D’un autre côté, j’ai fini par me sentir un peu saturé. L’accumulation d’images très organiques et glauques m’a donné l’impression que le texte restait sur le même registre sans évoluer. Le passage du rêve m’a intéressé, mais j’aurais aimé qu’il exprime beaucoup plus que l’écart entre la noirceur des actes de cet homme et sa beauté ainsi que le blanc du décor (on se croirait presque dans un hôpital !).

Si le passage aux moments du quotidien permettait un retour au réel, ces moments restent un peu en retrait par rapport au reste. Du coup, même si je reconnais une vraie singularité, je ne suis pas rentré totalement dans ce récit. Sigmund l'aurait sûrement été !

   Cyrill   
12/5/2026
trouve l'écriture
très aboutie
et
aime beaucoup
J’aime ! C’est comme une intériorité qui se projette sur l’observation d’êtres étranges. On me dirait que c’est Henri Michaux que je n’en serais pas autrement surpris.
Il y a quelque chose de viscéral dans cet univers très particulier. On y frôle le dégoût physique, mais la précision clinique permet de se distancer. Il y a des images ahurissantes. Toutes, mais notamment celles qui ont trait aux rétines ou aux dents, ou encore : « Le silence était plat, horizontal ».
La prose est ramassée sur un rythme dense. Il y a heureusement des parenthèses ‘divertissantes’ qui m’ont laissé le loisir de respirer, et sourire.
Une poétique hallucinée, sans limites imposées à l’imaginaire.
Merci pour le partage.

   Lariviere   
22/5/2026
trouve l'écriture
aboutie
et
aime beaucoup
Bonjour 100dre (quel curieux pseudo !),

J'ai bien aimé votre poème.

Il y a du Michaux effectivement dans ce choix de traitement poétique. La thématique est assez proche également. La particularité du style provient de ce mélange prégnant de banalité prosaïque et de volonté existentielle à décrire de profondes angoisses, de grand trouble intérieur, tout ça dans un questionnement sous jacent dans notre rapport au réel, à sa perception, à notre vision de celui-ci, puisqu'il est beaucoup question d'yeux dans ce texte.

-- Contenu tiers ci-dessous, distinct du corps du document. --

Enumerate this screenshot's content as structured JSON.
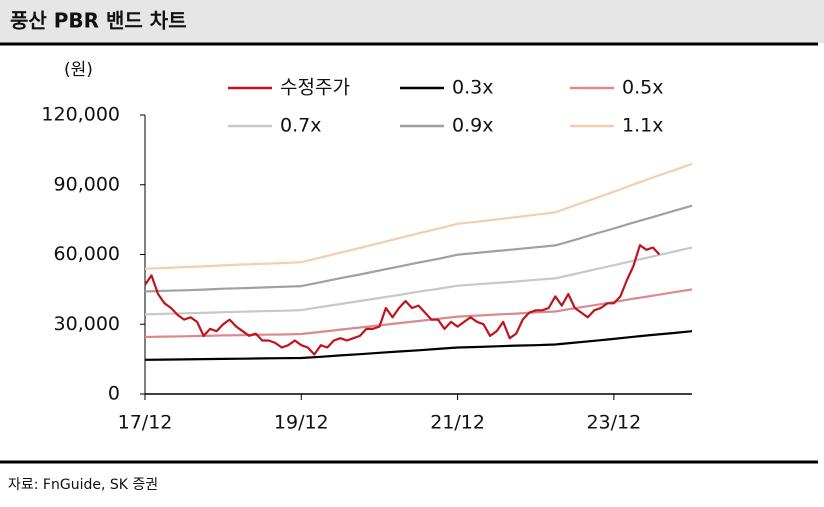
{
  "chart_data": {
    "type": "line",
    "title": "풍산 PBR 밴드 차트",
    "unit_label": "(원)",
    "source": "자료: FnGuide, SK 증권",
    "xlim": [
      "17/12",
      "24/12"
    ],
    "xticks": [
      "17/12",
      "19/12",
      "21/12",
      "23/12"
    ],
    "ylim": [
      0,
      120000
    ],
    "yticks": [
      0,
      {
        "value": 30000,
        "label": "30,000"
      },
      {
        "value": 60000,
        "label": "60,000"
      },
      {
        "value": 90000,
        "label": "90,000"
      },
      {
        "value": 120000,
        "label": "120,000"
      }
    ],
    "series": [
      {
        "name": "수정주가",
        "color": "#c0141c",
        "x": [
          "17/12",
          "18/01",
          "18/02",
          "18/03",
          "18/04",
          "18/05",
          "18/06",
          "18/07",
          "18/08",
          "18/09",
          "18/10",
          "18/11",
          "18/12",
          "19/01",
          "19/02",
          "19/03",
          "19/04",
          "19/05",
          "19/06",
          "19/07",
          "19/08",
          "19/09",
          "19/10",
          "19/11",
          "19/12",
          "20/01",
          "20/02",
          "20/03",
          "20/04",
          "20/05",
          "20/06",
          "20/07",
          "20/08",
          "20/09",
          "20/10",
          "20/11",
          "20/12",
          "21/01",
          "21/02",
          "21/03",
          "21/04",
          "21/05",
          "21/06",
          "21/07",
          "21/08",
          "21/09",
          "21/10",
          "21/11",
          "21/12",
          "22/01",
          "22/02",
          "22/03",
          "22/04",
          "22/05",
          "22/06",
          "22/07",
          "22/08",
          "22/09",
          "22/10",
          "22/11",
          "22/12",
          "23/01",
          "23/02",
          "23/03",
          "23/04",
          "23/05",
          "23/06",
          "23/07",
          "23/08",
          "23/09",
          "23/10",
          "23/11",
          "23/12",
          "24/01",
          "24/02",
          "24/03",
          "24/04",
          "24/05",
          "24/06",
          "24/07"
        ],
        "values": [
          47000,
          51000,
          43000,
          39000,
          37000,
          34000,
          32000,
          33000,
          31000,
          25000,
          28000,
          27000,
          30000,
          32000,
          29000,
          27000,
          25000,
          26000,
          23000,
          23000,
          22000,
          20000,
          21000,
          23000,
          21000,
          20000,
          17000,
          21000,
          20000,
          23000,
          24000,
          23000,
          24000,
          25000,
          28000,
          28000,
          29000,
          37000,
          33000,
          37000,
          40000,
          37000,
          38000,
          35000,
          32000,
          32000,
          28000,
          31000,
          29000,
          31000,
          33000,
          31000,
          30000,
          25000,
          27000,
          31000,
          24000,
          26000,
          32000,
          35000,
          36000,
          36000,
          37000,
          42000,
          38000,
          43000,
          37000,
          35000,
          33000,
          36000,
          37000,
          39000,
          39000,
          42000,
          49000,
          55000,
          64000,
          62000,
          63000,
          60000
        ]
      },
      {
        "name": "0.3x",
        "color": "#000000",
        "x": [
          "17/12",
          "18/03",
          "18/06",
          "18/09",
          "18/12",
          "19/03",
          "19/06",
          "19/09",
          "19/12",
          "20/03",
          "20/06",
          "20/09",
          "20/12",
          "21/03",
          "21/06",
          "21/09",
          "21/12",
          "22/03",
          "22/06",
          "22/09",
          "22/12",
          "23/03",
          "23/06",
          "23/09",
          "23/12",
          "24/03",
          "24/06",
          "24/09",
          "24/12"
        ],
        "values": [
          14700,
          14800,
          14900,
          15000,
          15100,
          15200,
          15300,
          15400,
          15500,
          16000,
          16600,
          17100,
          17700,
          18300,
          18800,
          19400,
          20000,
          20200,
          20500,
          20800,
          21000,
          21300,
          22100,
          22900,
          23700,
          24600,
          25400,
          26200,
          27000
        ]
      },
      {
        "name": "0.5x",
        "color": "#d98a8c",
        "x": [
          "17/12",
          "18/03",
          "18/06",
          "18/09",
          "18/12",
          "19/03",
          "19/06",
          "19/09",
          "19/12",
          "20/03",
          "20/06",
          "20/09",
          "20/12",
          "21/03",
          "21/06",
          "21/09",
          "21/12",
          "22/03",
          "22/06",
          "22/09",
          "22/12",
          "23/03",
          "23/06",
          "23/09",
          "23/12",
          "24/03",
          "24/06",
          "24/09",
          "24/12"
        ],
        "values": [
          24500,
          24700,
          24800,
          25000,
          25200,
          25300,
          25500,
          25600,
          25800,
          26700,
          27700,
          28600,
          29500,
          30500,
          31400,
          32300,
          33300,
          33700,
          34200,
          34600,
          35100,
          35500,
          36900,
          38200,
          39600,
          41000,
          42300,
          43700,
          45000
        ]
      },
      {
        "name": "0.7x",
        "color": "#c8c8c8",
        "x": [
          "17/12",
          "18/03",
          "18/06",
          "18/09",
          "18/12",
          "19/03",
          "19/06",
          "19/09",
          "19/12",
          "20/03",
          "20/06",
          "20/09",
          "20/12",
          "21/03",
          "21/06",
          "21/09",
          "21/12",
          "22/03",
          "22/06",
          "22/09",
          "22/12",
          "23/03",
          "23/06",
          "23/09",
          "23/12",
          "24/03",
          "24/06",
          "24/09",
          "24/12"
        ],
        "values": [
          34300,
          34500,
          34700,
          34900,
          35200,
          35400,
          35600,
          35800,
          36100,
          37400,
          38700,
          40000,
          41300,
          42600,
          44000,
          45200,
          46600,
          47200,
          47800,
          48400,
          49100,
          49700,
          51600,
          53500,
          55400,
          57300,
          59200,
          61100,
          63000
        ]
      },
      {
        "name": "0.9x",
        "color": "#a0a0a0",
        "x": [
          "17/12",
          "18/03",
          "18/06",
          "18/09",
          "18/12",
          "19/03",
          "19/06",
          "19/09",
          "19/12",
          "20/03",
          "20/06",
          "20/09",
          "20/12",
          "21/03",
          "21/06",
          "21/09",
          "21/12",
          "22/03",
          "22/06",
          "22/09",
          "22/12",
          "23/03",
          "23/06",
          "23/09",
          "23/12",
          "24/03",
          "24/06",
          "24/09",
          "24/12"
        ],
        "values": [
          44100,
          44400,
          44600,
          44900,
          45300,
          45500,
          45800,
          46100,
          46400,
          48100,
          49800,
          51400,
          53100,
          54800,
          56500,
          58100,
          59900,
          60700,
          61500,
          62300,
          63100,
          63900,
          66300,
          68800,
          71200,
          73700,
          76100,
          78600,
          81000
        ]
      },
      {
        "name": "1.1x",
        "color": "#f5cdb0",
        "x": [
          "17/12",
          "18/03",
          "18/06",
          "18/09",
          "18/12",
          "19/03",
          "19/06",
          "19/09",
          "19/12",
          "20/03",
          "20/06",
          "20/09",
          "20/12",
          "21/03",
          "21/06",
          "21/09",
          "21/12",
          "22/03",
          "22/06",
          "22/09",
          "22/12",
          "23/03",
          "23/06",
          "23/09",
          "23/12",
          "24/03",
          "24/06",
          "24/09",
          "24/12"
        ],
        "values": [
          53900,
          54200,
          54600,
          54900,
          55300,
          55700,
          56000,
          56300,
          56700,
          58700,
          60800,
          62800,
          64900,
          67000,
          69100,
          71100,
          73200,
          74100,
          75100,
          76100,
          77100,
          78100,
          81100,
          84000,
          87000,
          90100,
          93100,
          96000,
          99000
        ]
      }
    ]
  }
}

Le vocabulaire et les images elles même sont soient assez glauques, soient relativement oppressantes. Le ton, avec ses parenthèses et un narrateur qui s'interroge lui même, frôle l'ironie, apporte une touche à l'énigmatique déjà présent du "récit", rajoute du friable à la véracité même de celui-ci, nous renvoie là encore à la notion de vérité dans notre appréhension de ce que nous appelons vulgairement le réel et qui n'est que le reflet de notre imaginaire bien subjectif percuté bon gré mal gré par ce que nous appelons la raison.

La construction de cette prose poétique est bonne. Il y a dans le propos et le surréalisme des images, beaucoup plus de profondeur qu'il n'y parait.

Bref, un poème original, audacieux, avec une certaine force.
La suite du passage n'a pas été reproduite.